В июне 1826 года Димитрий Александрович получил трехмесячный отпуск от службы и для поправления здоро­вья отправился на родину, в дом своих родителей. Зная чес­толюбивое намерение своего отца и не желая притом огор­чить родителей решительным объявлением им своей воли, Димитрий Александрович старался исподволь и осторожно приготовить их к предполагаемой перемене жизни, но и это не помогло — Александр Семенович не мог примирить­ся с мыслью о монашестве своего первенца. Он сердился на него, отказывал наотрез, отстранял его от себя, как сына непокорного. Все должен был выносить кроткий и чувстви­тельный юноша, послушный заповеди Спасителя: Иже лю­бит отца или матерь паче Мене, несть Мене достоин (Мф.10:37). С глубо­кою скорбью, не получив желаемого согласия, он уехал из дома родительского в столицу. Здесь ему предстояла необ­ходимость сначала сдать окончательный экзамен в Инже­нерном училище, что он исполнил в конце декабря, и хотя без конкуренции с товарищами по выпуску, сдавшими экза­мен гораздо ранее, но по числу баллов он и тут сохранил свое первенство; затем, освободившись от зависимости училищной, он подал в отставку от службы. Тут встретила его новая буря: он должен был иметь дело с высшей влас­тью, должен был отстоять свое заветное желание даже пред Монархом, Которому всецело был обязан воспитанием, об­разованием и благодарностью за милостивое высокое к нему внимание. Трудно ему было убеждать мирских людей в правдивости своих духовных стремлений, понятных толь­ко некоторой горсти чернецов в Невской лавре; тут нужна была решимость отважная; надо было противостоять лишь самоотвержением и силою воли, а не доводами и очевидны­ми указаниями. Ясно, что спор был неравный: надлежало или поддаться, уступить, или показать пример непоколебимого мужества, доблести мученической, прямого исповед­ничества.

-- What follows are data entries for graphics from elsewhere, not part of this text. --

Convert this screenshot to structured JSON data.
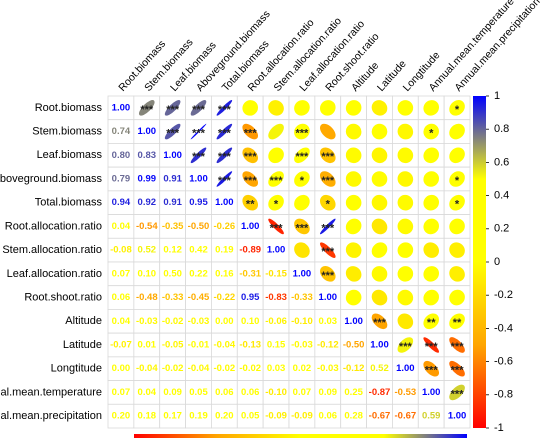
{
  "chart_data": {
    "type": "corrplot",
    "variables": [
      "Root.biomass",
      "Stem.biomass",
      "Leaf.biomass",
      "Aboveground.biomass",
      "Total.biomass",
      "Root.allocation.ratio",
      "Stem.allocation.ratio",
      "Leaf.allocation.ratio",
      "Root.shoot.ratio",
      "Altitude",
      "Latitude",
      "Longtitude",
      "Annual.mean.temperature",
      "Annual.mean.precipitation"
    ],
    "values": [
      [
        1
      ],
      [
        0.74,
        1
      ],
      [
        0.8,
        0.83,
        1
      ],
      [
        0.79,
        0.99,
        0.91,
        1
      ],
      [
        0.94,
        0.92,
        0.91,
        0.95,
        1
      ],
      [
        0.04,
        -0.54,
        -0.35,
        -0.5,
        -0.26,
        1
      ],
      [
        -0.08,
        0.52,
        0.12,
        0.42,
        0.19,
        -0.89,
        1
      ],
      [
        0.07,
        0.1,
        0.5,
        0.22,
        0.16,
        -0.31,
        -0.15,
        1
      ],
      [
        0.06,
        -0.48,
        -0.33,
        -0.45,
        -0.22,
        0.95,
        -0.83,
        -0.33,
        1
      ],
      [
        0.04,
        -0.03,
        -0.02,
        -0.03,
        0,
        0.1,
        -0.06,
        -0.1,
        0.03,
        1
      ],
      [
        -0.07,
        0.01,
        -0.05,
        -0.01,
        -0.04,
        -0.13,
        0.15,
        -0.03,
        -0.12,
        -0.5,
        1
      ],
      [
        0,
        -0.04,
        -0.02,
        -0.04,
        -0.02,
        -0.02,
        0.03,
        0.02,
        -0.03,
        -0.12,
        0.52,
        1
      ],
      [
        0.07,
        0.04,
        0.09,
        0.05,
        0.06,
        0.06,
        -0.1,
        0.07,
        0.09,
        0.25,
        -0.87,
        -0.53,
        1
      ],
      [
        0.2,
        0.18,
        0.17,
        0.19,
        0.2,
        0.05,
        -0.09,
        -0.09,
        0.06,
        0.28,
        -0.67,
        -0.67,
        0.59,
        1
      ]
    ],
    "value_labels": [
      [
        "1.00"
      ],
      [
        "0.74",
        "1.00"
      ],
      [
        "0.80",
        "0.83",
        "1.00"
      ],
      [
        "0.79",
        "0.99",
        "0.91",
        "1.00"
      ],
      [
        "0.94",
        "0.92",
        "0.91",
        "0.95",
        "1.00"
      ],
      [
        "0.04",
        "-0.54",
        "-0.35",
        "-0.50",
        "-0.26",
        "1.00"
      ],
      [
        "-0.08",
        "0.52",
        "0.12",
        "0.42",
        "0.19",
        "-0.89",
        "1.00"
      ],
      [
        "0.07",
        "0.10",
        "0.50",
        "0.22",
        "0.16",
        "-0.31",
        "-0.15",
        "1.00"
      ],
      [
        "0.06",
        "-0.48",
        "-0.33",
        "-0.45",
        "-0.22",
        "0.95",
        "-0.83",
        "-0.33",
        "1.00"
      ],
      [
        "0.04",
        "-0.03",
        "-0.02",
        "-0.03",
        "0.00",
        "0.10",
        "-0.06",
        "-0.10",
        "0.03",
        "1.00"
      ],
      [
        "-0.07",
        "0.01",
        "-0.05",
        "-0.01",
        "-0.04",
        "-0.13",
        "0.15",
        "-0.03",
        "-0.12",
        "-0.50",
        "1.00"
      ],
      [
        "0.00",
        "-0.04",
        "-0.02",
        "-0.04",
        "-0.02",
        "-0.02",
        "0.03",
        "0.02",
        "-0.03",
        "-0.12",
        "0.52",
        "1.00"
      ],
      [
        "0.07",
        "0.04",
        "0.09",
        "0.05",
        "0.06",
        "0.06",
        "-0.10",
        "0.07",
        "0.09",
        "0.25",
        "-0.87",
        "-0.53",
        "1.00"
      ],
      [
        "0.20",
        "0.18",
        "0.17",
        "0.19",
        "0.20",
        "0.05",
        "-0.09",
        "-0.09",
        "0.06",
        "0.28",
        "-0.67",
        "-0.67",
        "0.59",
        "1.00"
      ]
    ],
    "significance": [
      [
        "***",
        "***",
        "***",
        "***",
        null,
        null,
        null,
        null,
        null,
        null,
        null,
        null,
        "*"
      ],
      [
        "***",
        "***",
        "***",
        "***",
        null,
        "***",
        null,
        null,
        null,
        null,
        "*"
      ],
      [
        "***",
        "***",
        "***",
        null,
        "***",
        "***",
        null,
        null,
        null,
        null,
        null
      ],
      [
        "***",
        "***",
        "***",
        "*",
        "***",
        null,
        null,
        null,
        null,
        "*"
      ],
      [
        "**",
        "*",
        null,
        "*",
        null,
        null,
        null,
        null,
        "*"
      ],
      [
        "***",
        "***",
        "***",
        null,
        null,
        null,
        null,
        null
      ],
      [
        null,
        "***",
        null,
        null,
        null,
        null,
        null
      ],
      [
        "***",
        null,
        null,
        null,
        null,
        null
      ],
      [
        null,
        null,
        null,
        null,
        null
      ],
      [
        "***",
        null,
        "**",
        "**"
      ],
      [
        "***",
        "***",
        "***"
      ],
      [
        "***",
        "***"
      ],
      [
        "***"
      ]
    ],
    "colorscale": {
      "values": [
        -1,
        -0.5,
        0,
        0.5,
        1
      ],
      "colors": [
        "#ff0000",
        "#ffa500",
        "#ffff00",
        "#ffff00",
        "#0000ff"
      ]
    },
    "clim": [
      -1,
      1
    ],
    "cticks": [
      1,
      0.8,
      0.6,
      0.4,
      0.2,
      0,
      -0.2,
      -0.4,
      -0.6,
      -0.8,
      -1
    ]
  }
}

Государь Император Николай Павлович, узнав о подан­ной Брянчаниновым просьбе и о желании его идти в монас­тырь, поручил своему Августейшему брату Великому князю Михаилу Павловичу отговорить всеми любимого воспи­танника от такого предприятия. В первых числах января 1827 года Димитрий Александрович был потребован во дво­рец к Великому князю. Там было собрано все высшее началь­ство Инженерного училища. Девятнадцатилетний юноша с трепетным сердцем, но твердою волею предстал пред собра­нием. Великий князь сообщил ему, что Государь Император, зная его способности к службе, вместо отставки намерен пе­ревести его в гвардию и дать такое положение, которое удов­летворит и его, Брянчанинова, самолюбию, и его честолю­бию. Молодой человек сказал на это, что, не имея достаточ­ных денежных средств, он не может служить в гвардии. «Заботы об этом Государь изволит принять на себя», — пре­рвал Великий князь. — «Расстроенное мое здоровье, — про­должал юноша, — о чем известно Его Величеству из донесе­ний лечивших меня медиков, поставляет меня в совершен­ную невозможность нести труды служебные и, предвидя скорую смерть, я должен позаботиться о приготовлении себя к вечности, для чего и избираю монашеское звание». Вели­кий князь заметил, что он может получить службу в южном климате России и что гораздо почетнее спасать душу свою, оставаясь в мире. Брянчанинов отвечал: «Остаться в мире и желать спастись — это, Ваше высочество, все равно, что сто­ять в огне и желать не сгореть». Несмотря на убеждения Ве­ликого князя, прибегавшего и к ласке, и к угрозе, Брянчани­нов оставался тверд в своем намерении и просил оказать ему милость — уволить от службы. Тогда Великий князь решитель­но возразил ему, что так как он остается непреклонен в сво­ем упорстве, то объявляется ему Высочайшая воля: Государь Император отказывает ему в увольнении от службы и делает ему лишь ту милость, что предоставляет самому избрать крепость, в которую он должен быть послан на службу. Брянча­нинов отклонил от себя добровольное избрание. Великий князь обратился к графу Оперману, своему помощнику по званию генерал-инспектора инженеров; тот указал на Динабург. Великий князь одобрил указание, и в тот же вечер состоялось назначение Брянчанинова в Динабургскую инженерную команду, с приказанием в 24 часа выехать из С.-Петербурга к месту нового служения.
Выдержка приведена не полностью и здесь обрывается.